While commissioners predicted that hundreds of candidates would apply, only 13 have, according to a source close to the search. That dearth of applicants may frustrate the commission's attempt to hire a strong administrator to guide the part-time, five-member board and monitor the LAPD.

"It's disappointing," said Commissioner T. Warren Jackson. "There were people we were hopeful would apply but didn't."

The biggest problem, commissioners said, was that the salary range of $90,000 to $113,000 was not high enough to entice many qualified candidates.

"We've been advised by the personnel department that candidates opted not to apply because of the salary," said Commissioner Dean Hansell.

The 1991 Christopher Commission report, which proposed police reforms after the beating of Rodney G. King, recommended that the Police Commission seek to strengthen its executive director post, boosting the salary level so the pay is equivalent to that of deputy police chief, which is $136,000 to $151,000.
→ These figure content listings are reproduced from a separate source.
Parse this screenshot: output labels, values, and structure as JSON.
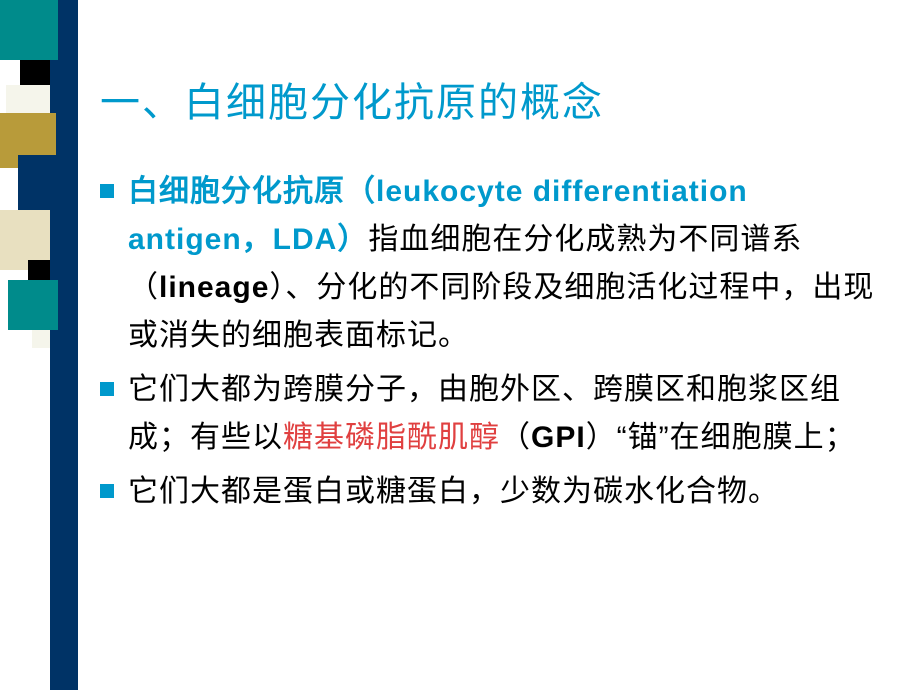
{
  "title": "一、白细胞分化抗原的概念",
  "bullets": [
    {
      "segments": [
        {
          "text": "白细胞分化抗原（leukocyte differentiation antigen，LDA）",
          "cls": "blue"
        },
        {
          "text": "指血细胞在分化成熟为不同谱系（",
          "cls": ""
        },
        {
          "text": "lineage",
          "cls": "bold"
        },
        {
          "text": "）、分化的不同阶段及细胞活化过程中，出现或消失的细胞表面标记。",
          "cls": ""
        }
      ]
    },
    {
      "segments": [
        {
          "text": "它们大都为跨膜分子，由胞外区、跨膜区和胞浆区组成；有些以",
          "cls": ""
        },
        {
          "text": "糖基磷脂酰肌醇",
          "cls": "red"
        },
        {
          "text": "（",
          "cls": ""
        },
        {
          "text": "GPI",
          "cls": "bold"
        },
        {
          "text": "）“锚”在细胞膜上；",
          "cls": ""
        }
      ]
    },
    {
      "segments": [
        {
          "text": "它们大都是蛋白或糖蛋白，少数为碳水化合物。",
          "cls": ""
        }
      ]
    }
  ],
  "deco": {
    "colors": {
      "darkblue": "#003366",
      "teal": "#008b8b",
      "mustard": "#b89b3a",
      "offwhite": "#f5f5eb",
      "cream": "#e8e0c0",
      "black": "#000000"
    }
  }
}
As envisioned by the Christopher Commission, the executive director would be responsible for managing the board's agendas, identifying and overseeing LAPD policy matters, conducting "spot management audits" and acting as liaison to other city departments.

The commission has twice petitioned the city administrative office unsuccessfully to increase the salary, officials said.
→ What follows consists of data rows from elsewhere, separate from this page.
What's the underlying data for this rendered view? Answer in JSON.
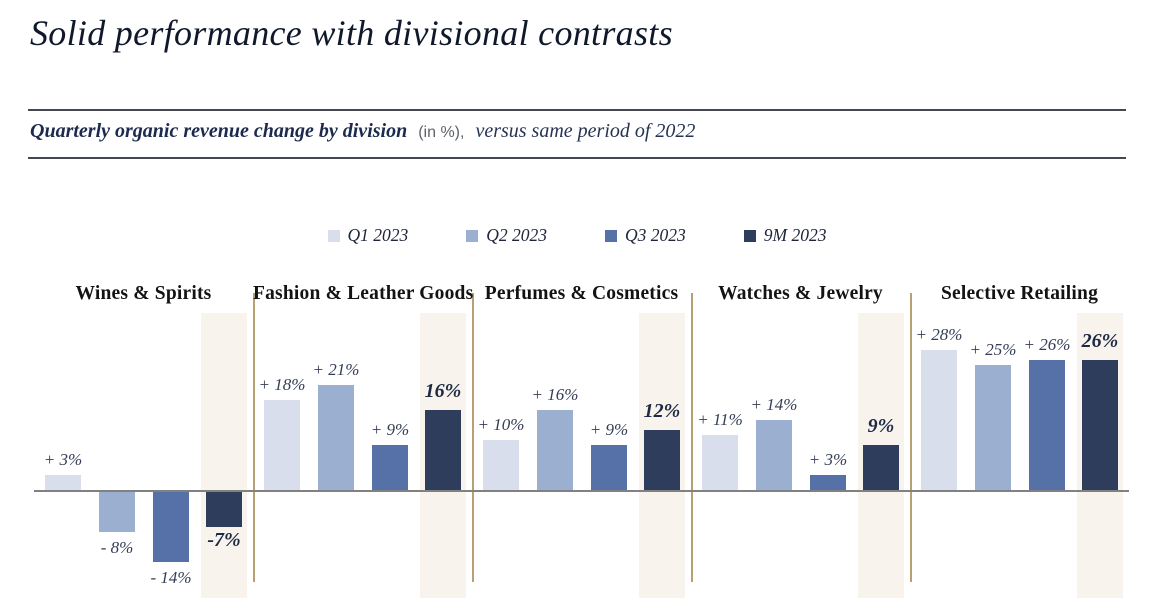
{
  "page": {
    "title": "Solid performance with divisional contrasts",
    "subtitle_bold": "Quarterly organic revenue change by division",
    "subtitle_unit": "(in %),",
    "subtitle_rest": "versus same period of 2022"
  },
  "colors": {
    "q1": "#D8DEEB",
    "q2": "#9BAFD0",
    "q3": "#5571A7",
    "m9": "#2E3D5B",
    "band": "#F8F4ED",
    "divider": "#B7A173",
    "baseline": "#818181",
    "rule": "#43474F",
    "title_text": "#10182B",
    "subtitle_text": "#1C2A4E",
    "label_text": "#333D55",
    "label_9m_text": "#1E2944"
  },
  "legend": [
    {
      "label": "Q1 2023",
      "color_key": "q1"
    },
    {
      "label": "Q2 2023",
      "color_key": "q2"
    },
    {
      "label": "Q3 2023",
      "color_key": "q3"
    },
    {
      "label": "9M 2023",
      "color_key": "m9"
    }
  ],
  "chart_data": {
    "type": "bar",
    "title": "Quarterly organic revenue change by division (in %), versus same period of 2022",
    "unit": "%",
    "ylim": [
      -14,
      28
    ],
    "grid": false,
    "y_axis_shown": false,
    "zero_baseline_shown": true,
    "legend_position": "top-center",
    "categories": [
      "Wines & Spirits",
      "Fashion & Leather Goods",
      "Perfumes & Cosmetics",
      "Watches & Jewelry",
      "Selective Retailing"
    ],
    "series": [
      {
        "name": "Q1 2023",
        "values": [
          3,
          18,
          10,
          11,
          28
        ]
      },
      {
        "name": "Q2 2023",
        "values": [
          -8,
          21,
          16,
          14,
          25
        ]
      },
      {
        "name": "Q3 2023",
        "values": [
          -14,
          9,
          9,
          3,
          26
        ]
      },
      {
        "name": "9M 2023",
        "values": [
          -7,
          16,
          12,
          9,
          26
        ]
      }
    ],
    "divisions": [
      {
        "name": "Wines & Spirits",
        "values": [
          3,
          -8,
          -14,
          -7
        ],
        "labels": [
          "+ 3%",
          "- 8%",
          "- 14%",
          "-7%"
        ]
      },
      {
        "name": "Fashion & Leather Goods",
        "values": [
          18,
          21,
          9,
          16
        ],
        "labels": [
          "+ 18%",
          "+ 21%",
          "+ 9%",
          "16%"
        ]
      },
      {
        "name": "Perfumes & Cosmetics",
        "values": [
          10,
          16,
          9,
          12
        ],
        "labels": [
          "+ 10%",
          "+ 16%",
          "+ 9%",
          "12%"
        ]
      },
      {
        "name": "Watches & Jewelry",
        "values": [
          11,
          14,
          3,
          9
        ],
        "labels": [
          "+ 11%",
          "+ 14%",
          "+ 3%",
          "9%"
        ]
      },
      {
        "name": "Selective Retailing",
        "values": [
          28,
          25,
          26,
          26
        ],
        "labels": [
          "+ 28%",
          "+ 25%",
          "+ 26%",
          "26%"
        ]
      }
    ],
    "highlighted_series": "9M 2023"
  }
}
On Thursday, commissioners sent a letter to City Council members urging them to step in and increase the salary so they could attract more candidates.
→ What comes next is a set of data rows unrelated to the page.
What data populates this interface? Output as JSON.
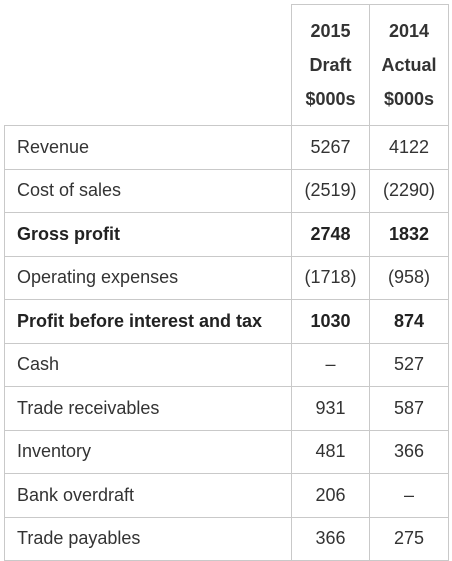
{
  "header": {
    "col2015": [
      "2015",
      "Draft",
      "$000s"
    ],
    "col2014": [
      "2014",
      "Actual",
      "$000s"
    ]
  },
  "rows": [
    {
      "label": "Revenue",
      "v2015": "5267",
      "v2014": "4122",
      "bold": false
    },
    {
      "label": "Cost of sales",
      "v2015": "(2519)",
      "v2014": "(2290)",
      "bold": false
    },
    {
      "label": "Gross profit",
      "v2015": "2748",
      "v2014": "1832",
      "bold": true
    },
    {
      "label": "Operating expenses",
      "v2015": "(1718)",
      "v2014": "(958)",
      "bold": false
    },
    {
      "label": "Profit before interest and tax",
      "v2015": "1030",
      "v2014": "874",
      "bold": true
    },
    {
      "label": "Cash",
      "v2015": "–",
      "v2014": "527",
      "bold": false
    },
    {
      "label": "Trade receivables",
      "v2015": "931",
      "v2014": "587",
      "bold": false
    },
    {
      "label": "Inventory",
      "v2015": "481",
      "v2014": "366",
      "bold": false
    },
    {
      "label": "Bank overdraft",
      "v2015": "206",
      "v2014": "–",
      "bold": false
    },
    {
      "label": "Trade payables",
      "v2015": "366",
      "v2014": "275",
      "bold": false
    }
  ]
}
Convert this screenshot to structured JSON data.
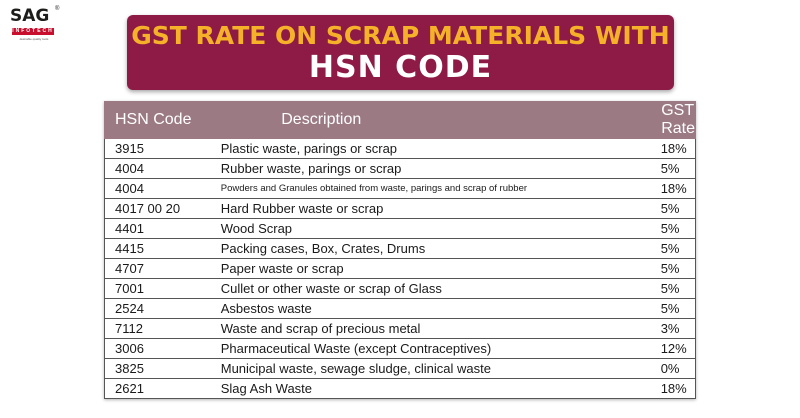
{
  "logo": {
    "brand": "SAG",
    "sub": "INFOTECH",
    "tagline": "desirable quality tools"
  },
  "title": {
    "line1": "GST RATE ON SCRAP MATERIALS WITH",
    "line2": "HSN CODE"
  },
  "table": {
    "headers": [
      "HSN Code",
      "Description",
      "GST Rate"
    ],
    "rows": [
      {
        "code": "3915",
        "description": "Plastic waste, parings or scrap",
        "rate": "18%"
      },
      {
        "code": "4004",
        "description": "Rubber waste, parings or scrap",
        "rate": "5%"
      },
      {
        "code": "4004",
        "description": "Powders and Granules obtained from waste, parings and scrap of rubber",
        "rate": "18%"
      },
      {
        "code": "4017 00 20",
        "description": "Hard Rubber waste or scrap",
        "rate": "5%"
      },
      {
        "code": "4401",
        "description": "Wood Scrap",
        "rate": "5%"
      },
      {
        "code": "4415",
        "description": "Packing cases, Box, Crates, Drums",
        "rate": "5%"
      },
      {
        "code": "4707",
        "description": "Paper waste or scrap",
        "rate": "5%"
      },
      {
        "code": "7001",
        "description": "Cullet or other waste or scrap of Glass",
        "rate": "5%"
      },
      {
        "code": "2524",
        "description": "Asbestos waste",
        "rate": "5%"
      },
      {
        "code": "7112",
        "description": "Waste and scrap of precious metal",
        "rate": "3%"
      },
      {
        "code": "3006",
        "description": "Pharmaceutical Waste (except Contraceptives)",
        "rate": "12%"
      },
      {
        "code": "3825",
        "description": "Municipal waste, sewage sludge, clinical waste",
        "rate": "0%"
      },
      {
        "code": "2621",
        "description": "Slag Ash Waste",
        "rate": "18%"
      }
    ]
  }
}
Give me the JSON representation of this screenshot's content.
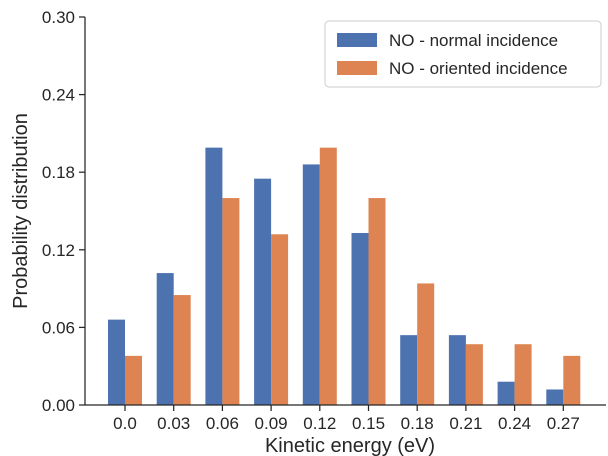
{
  "chart_data": {
    "type": "bar",
    "xlabel": "Kinetic energy (eV)",
    "ylabel": "Probability distribution",
    "categories": [
      "0.0",
      "0.03",
      "0.06",
      "0.09",
      "0.12",
      "0.15",
      "0.18",
      "0.21",
      "0.24",
      "0.27"
    ],
    "series": [
      {
        "name": "NO - normal incidence",
        "color": "#4c72b0",
        "values": [
          0.066,
          0.102,
          0.199,
          0.175,
          0.186,
          0.133,
          0.054,
          0.054,
          0.018,
          0.012
        ]
      },
      {
        "name": "NO - oriented incidence",
        "color": "#dd8452",
        "values": [
          0.038,
          0.085,
          0.16,
          0.132,
          0.199,
          0.16,
          0.094,
          0.047,
          0.047,
          0.038
        ]
      }
    ],
    "ylim": [
      0.0,
      0.3
    ],
    "yticks": [
      "0.00",
      "0.06",
      "0.12",
      "0.18",
      "0.24",
      "0.30"
    ],
    "legend": "top-right",
    "grid": false
  }
}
Councilwoman Laura Chick, chairwoman of the Public Safety Committee, said she would be receptive to increasing the salary if there are good reasons for it.

"This a position that the council cares about," she said. "I'm surprised that we haven't heard from [the commissioners] about this sooner."

William Fujioka, the head of the city's personnel department, said the search could be reopened if the salary is increased. He characterized the response to the job opening, which was closed April 30, as "very poor" but declined to release an official tally of respondents.

Meanwhile, Fujioka said, the selection process will continue with interviews of the candidates who applied.

"I don't mean to trash or denigrate the people who said they'd do the job at the present salary," Jackson said.

Hansell agreed, saying that there already may be some "highly qualified" applicants. "We just assumed that we would have received a larger number of people interested in the job."

Fujioka and commissioners declined to identify any applicants. Sources, however, confirm that Cliff Weiss, the panel's current acting executive director, is seeking the job. Sources also say that Assistant Deputy Mayor Joe Gunn has applied.

Before joining the mayor's administration, Gunn was an officer with the LAPD, retiring at the rank of commander. Last year, Gunn helped Mayor Richard Riordan reach his decision to select Bernard C. Parks as chief.

If Gunn is chosen for the job, it would leave close Riordan loyalists at the top of both the LAPD and the civilian agency charged with overseeing it.

That prospect arouses anxiety among some observers.

"It would be nice to have somebody in that job who doesn't have the baggage, loyalties and ties to [the mayor]," said Donald W. Cook, co-chairman of Police Watch--a community watchdog organization.

Carol Watson, another member of the group, said that having Gunn in that position "seems a little incestuous."

On the other hand, Gunn's supporters say that his knowledge of the LAPD would help him evaluate the actions of Parks and other LAPD managers.

Gunn could not be reached for comment. Weiss declined to discuss his interest in the position.